Each of our Big Ten writers was asked to pick a Big Ten football "person of the year" for the 2015 season. Today on the Big Ten blog, each writer will lay out the case for his choice.
Joel Stave was confused and emotionally hurting, trying to grasp how a two-year starting quarterback could no longer do the one thing he had always done better than anyone he knew: throw a football.
It was Sept. 2, 2014, and one of the most bizarre days in recent Wisconsin football history was winding down. In the morning, head coach Gary Andersen had issued a three-paragraph news release indicating Stave was being shut down because of an injury to his throwing shoulder. But after practice, Andersen backtracked on those words. Stave, as it turned out, wasn't injured at all. He was suffering from a mental block that made it nearly impossible for him to complete basic passes, the result of a confidence dip from losing out on the starting quarterback job to open the season.
Stave didn't have to speak with reporters that day. He could have slid into the background during the most painful, uncomfortable moment of his college football career. Instead, he wanted to set the record straight. He stood in the middle of a semicircle on the field and answered every probing question, even though he didn't know what answers lay ahead.
Most know the comeback story by now. For a month, Stave couldn't even practice with the team because his throws were so wild. By Week 6, however, he had regained his form, taking back the starting quarterback job and then helping the team win seven straight Big Ten games and the Outback Bowl in overtime against Auburn.
This season, Stave was given the quarterback reins under first-year head coach Paul Chryst from the first day of spring practice. He finished his senior season by guiding Wisconsin to a 10-3 record and a victory in the National Funding Holiday Bowl against USC, the Badgers' first back-to-back bowl wins in nearly a decade.
It is easy to forget now just how low Stave was 16 months ago. I can remember speaking to some inside the Wisconsin program, including coaches, who were convinced Stave would never be an effective college quarterback again. How could he come back from the depths of despair, when he had become a national story as the public poster boy for an affliction many assumed meant he had some inherent weakness to pressure?
But one thing Stave said during his impromptu interview session was telling of the type of person he was, of the mindset required to persevere through it all.

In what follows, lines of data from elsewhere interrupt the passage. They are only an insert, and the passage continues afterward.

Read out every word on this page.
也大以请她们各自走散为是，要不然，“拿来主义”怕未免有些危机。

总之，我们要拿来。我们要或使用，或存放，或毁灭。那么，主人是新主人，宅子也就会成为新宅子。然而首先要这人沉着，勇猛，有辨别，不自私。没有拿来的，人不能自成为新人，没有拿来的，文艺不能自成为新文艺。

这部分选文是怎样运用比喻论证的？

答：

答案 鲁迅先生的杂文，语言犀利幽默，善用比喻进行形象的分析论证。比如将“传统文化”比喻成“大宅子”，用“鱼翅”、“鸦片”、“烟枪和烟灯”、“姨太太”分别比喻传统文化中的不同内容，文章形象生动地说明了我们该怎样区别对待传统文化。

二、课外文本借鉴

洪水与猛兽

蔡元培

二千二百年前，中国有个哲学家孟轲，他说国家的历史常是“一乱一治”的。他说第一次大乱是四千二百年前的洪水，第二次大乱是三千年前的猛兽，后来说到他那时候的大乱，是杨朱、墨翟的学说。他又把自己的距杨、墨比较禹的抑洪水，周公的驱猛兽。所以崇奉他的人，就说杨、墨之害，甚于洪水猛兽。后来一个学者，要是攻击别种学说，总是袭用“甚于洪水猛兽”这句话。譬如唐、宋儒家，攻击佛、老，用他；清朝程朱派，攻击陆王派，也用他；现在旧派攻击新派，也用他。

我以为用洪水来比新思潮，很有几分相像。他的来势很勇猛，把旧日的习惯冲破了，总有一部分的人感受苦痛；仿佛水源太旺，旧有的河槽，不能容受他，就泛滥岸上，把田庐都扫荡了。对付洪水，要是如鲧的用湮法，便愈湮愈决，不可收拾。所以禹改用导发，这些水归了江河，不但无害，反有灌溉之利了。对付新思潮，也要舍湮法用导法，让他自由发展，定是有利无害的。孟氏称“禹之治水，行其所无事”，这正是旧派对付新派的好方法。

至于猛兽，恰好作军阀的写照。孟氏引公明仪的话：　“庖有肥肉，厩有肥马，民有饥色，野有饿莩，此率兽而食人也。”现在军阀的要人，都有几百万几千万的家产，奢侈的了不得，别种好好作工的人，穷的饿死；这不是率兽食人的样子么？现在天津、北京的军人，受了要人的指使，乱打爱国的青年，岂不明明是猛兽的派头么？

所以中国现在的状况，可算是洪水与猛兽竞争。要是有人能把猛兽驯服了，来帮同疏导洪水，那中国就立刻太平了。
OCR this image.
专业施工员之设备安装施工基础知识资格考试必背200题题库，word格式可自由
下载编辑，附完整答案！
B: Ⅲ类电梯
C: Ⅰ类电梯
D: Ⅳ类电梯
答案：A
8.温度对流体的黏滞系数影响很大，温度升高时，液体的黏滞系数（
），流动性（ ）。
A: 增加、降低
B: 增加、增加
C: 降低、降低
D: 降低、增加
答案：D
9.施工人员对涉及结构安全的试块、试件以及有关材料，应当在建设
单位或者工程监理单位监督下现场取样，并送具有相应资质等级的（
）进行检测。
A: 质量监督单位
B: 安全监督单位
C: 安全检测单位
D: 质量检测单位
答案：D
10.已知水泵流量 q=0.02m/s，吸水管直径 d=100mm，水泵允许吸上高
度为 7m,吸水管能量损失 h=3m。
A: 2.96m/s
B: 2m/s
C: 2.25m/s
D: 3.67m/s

"Things aren't always going to go your way," Stave said. "It's all about how you respond to it, how you bounce back, how you handle adversity. Right now, I've had a little bit of adversity thrown at me, and now I've got to handle it like I've always handled adversity."
Stave then set about slowly overcoming his passing issue by simply telling himself he would throw his way out of the slump. He threw with teammates, with friends or by himself, at a series of dummy targets in the Badgers' indoor practice facility until that familiar zip on his passes returned. During his entire career, he personified an old Japanese proverb: Fall seven times and stand up eight.
He broke his collarbone in 2012 against Michigan State during his best game that season and missed two months. He suffered an injury to the AC joint in his throwing shoulder during a bowl-game loss to South Carolina that closed the 2013 season. He infamously lost that starting job to open the 2014 campaign because the head coach wanted a more mobile quarterback.
Things aren't always going to go your way. It's all about how you respond to it.
This season, he threw as many interceptions as touchdown passes. He was ridiculed by fans who wanted to see a backup take Stave's place, to the point that jeers occurred as much at home as on the road, he said.
He sustained a head injury and missed most of the Illinois game. He was inadvertently stepped on during the Holiday Bowl and broke his nose in his final career game, blood oozing from the bridge and out his nostril.
Things aren't always going to go your way. It's all about how you respond to it.
At every turn, Stave demonstrated the fortitude to carry on. He saved one of his best performances for last, which invariably changed some perceptions of his career. In the Holiday Bowl, Stave completed 18 of 27 passes for 217 yards with one touchdown and no interceptions. He earned the game's offensive MVP honor after Wisconsin defeated USC 23-21 and he returned to lead the game-winning drive with a busted nose.
Fans will be left to wonder why Stave couldn't deliver like that in so many other games. But Stave gets my vote for Big Ten person of the year for the manner in which he persisted through so many trying times. He won more games than any starting quarterback in program history, finishing 31-10 despite arriving as a walk-on who had one scholarship offer in high school.
Yes, gauging a quarterback solely on wins is a flawed metric. And where he ranks in the pantheon of Wisconsin quarterbacks can be debated for years. But refusing to acknowledge the role he played in many of those victories, particularly while hampered by a depleted offense this season, also doesn't do Stave's career justice.
Stave went out a winner. He did so with class and humility under heavy scrutiny. He was the imperfect picture of perseverance until the very end.